A look back at the Cardinals first World Series Hero
(KPLR) – In Monday’s Jacology, Charles Jaco looks back in history introducing us to a tragic hero of the Cardinals’ first world championship team.
War changes people. The lucky ones come home, shove what happened into a box, try to forget and get on with their lives. The unlucky ones turn to booze or drugs or violence or suicide. Nowadays, we call it PTSD, post traumatic stress disorder. In World War II they called it battle fatigue. In World War I, it was shell shock. Some people who suffer from it are lucky and unlucky. They get on with their lives, but they can’t shut out the terror and blood and death. That was Pete Alexander.

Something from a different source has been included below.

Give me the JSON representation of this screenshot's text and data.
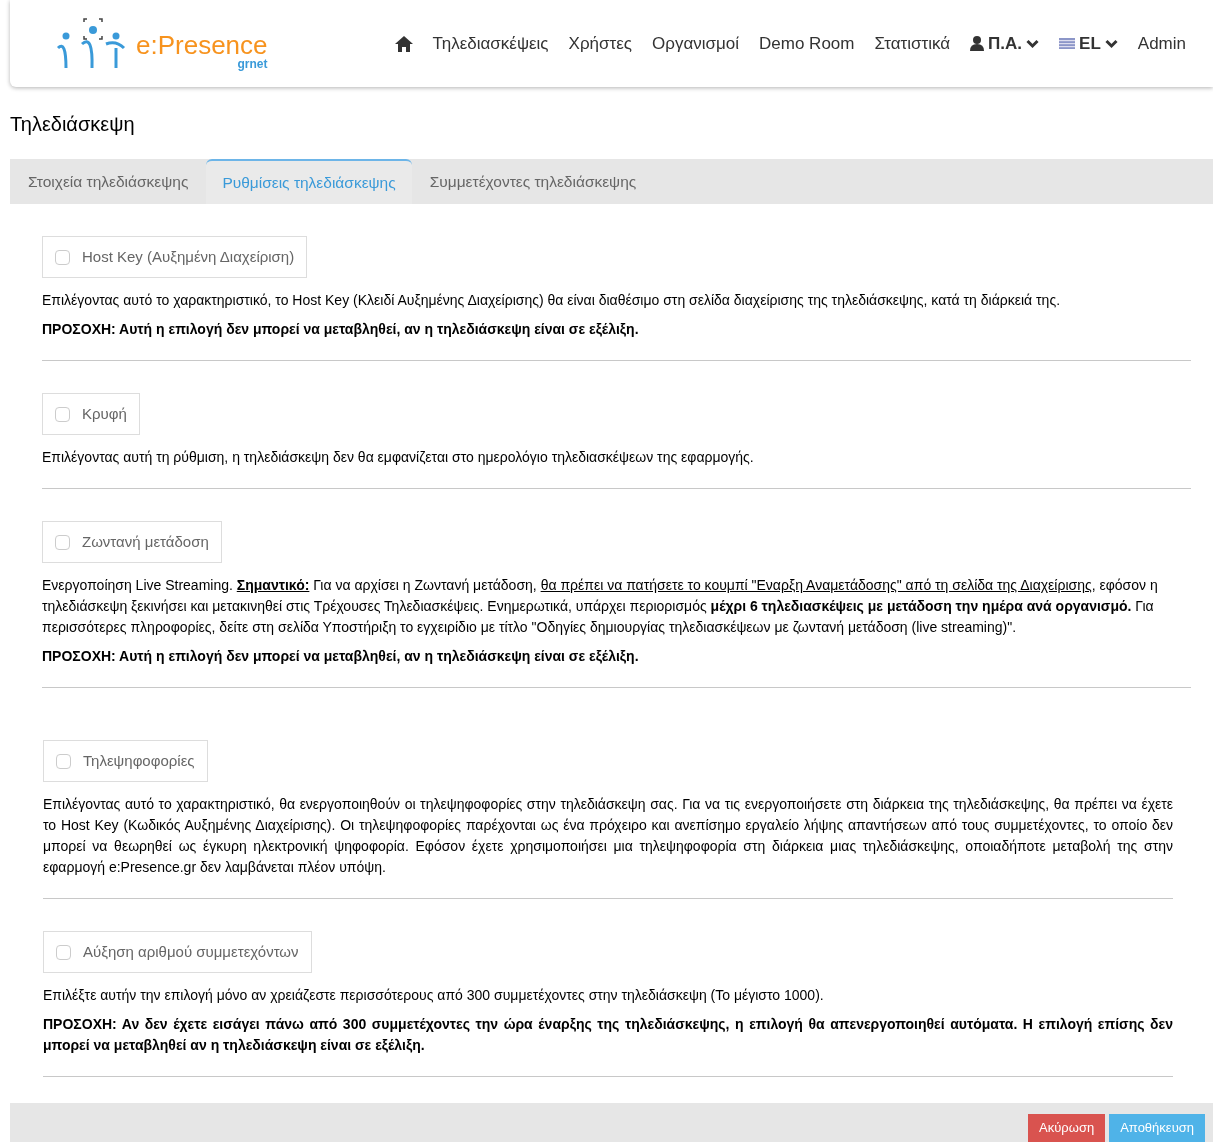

Grover Cleveland Alexander began his hall of fame career as a pitcher with the Phillies in 1911. By 1926 he was a grizzled alcoholic, playing for the Cardinals. Nicked named Old Pete, Grover Cleveland Alexander wasn’t a jovial drunk like Babe Ruth. He was somber and moody. He won games two and six of the 1926 World Series for the Cardinals. Ingame seven, legend goes; he was either royally hung over or still tipsy when he was brought in to pitch relief in the seventh inning, even though he’d pitched a complete game the day before. The bases were loadedand Pete Alexander struck out Tony Lazzari to end the inning and pitched a scoreless eighth and ninth as the cards won their first world series title.
Alexander had been drafted and spent 1918 as a sergeant with the 342nd Field Artillery in World War I. He was exposed to a German mustard gas attack that scarred his lungs. He saw men die in some pretty horrible ways. Shells bursting near him cost him half his hearing and triggered bouts of epilepsy that lasted the rest of his life. Sometimes when he had a seizure people thought he was drunk. Other times, he really was drunk, trying to bury the war and the screams of the dying and the artillery concussions in an ocean of alcohol. He won 20 games in 1927. But the booze finally won.
Pete Alexander was elected to the hall of fame in 1938. He died in 1950. In 1952 he was played by future President Ronald Reagan in a pretty lousy movie called, “The Winning Team”. He won thirty games twice. He saved the 1926 World Series for the Cardinals. He essentially drank himself to death. He was lucky, he was unlucky. He was a man with amazing talent who lived his life trying to forget.
I’m Charles Jaco and that’s Jacology.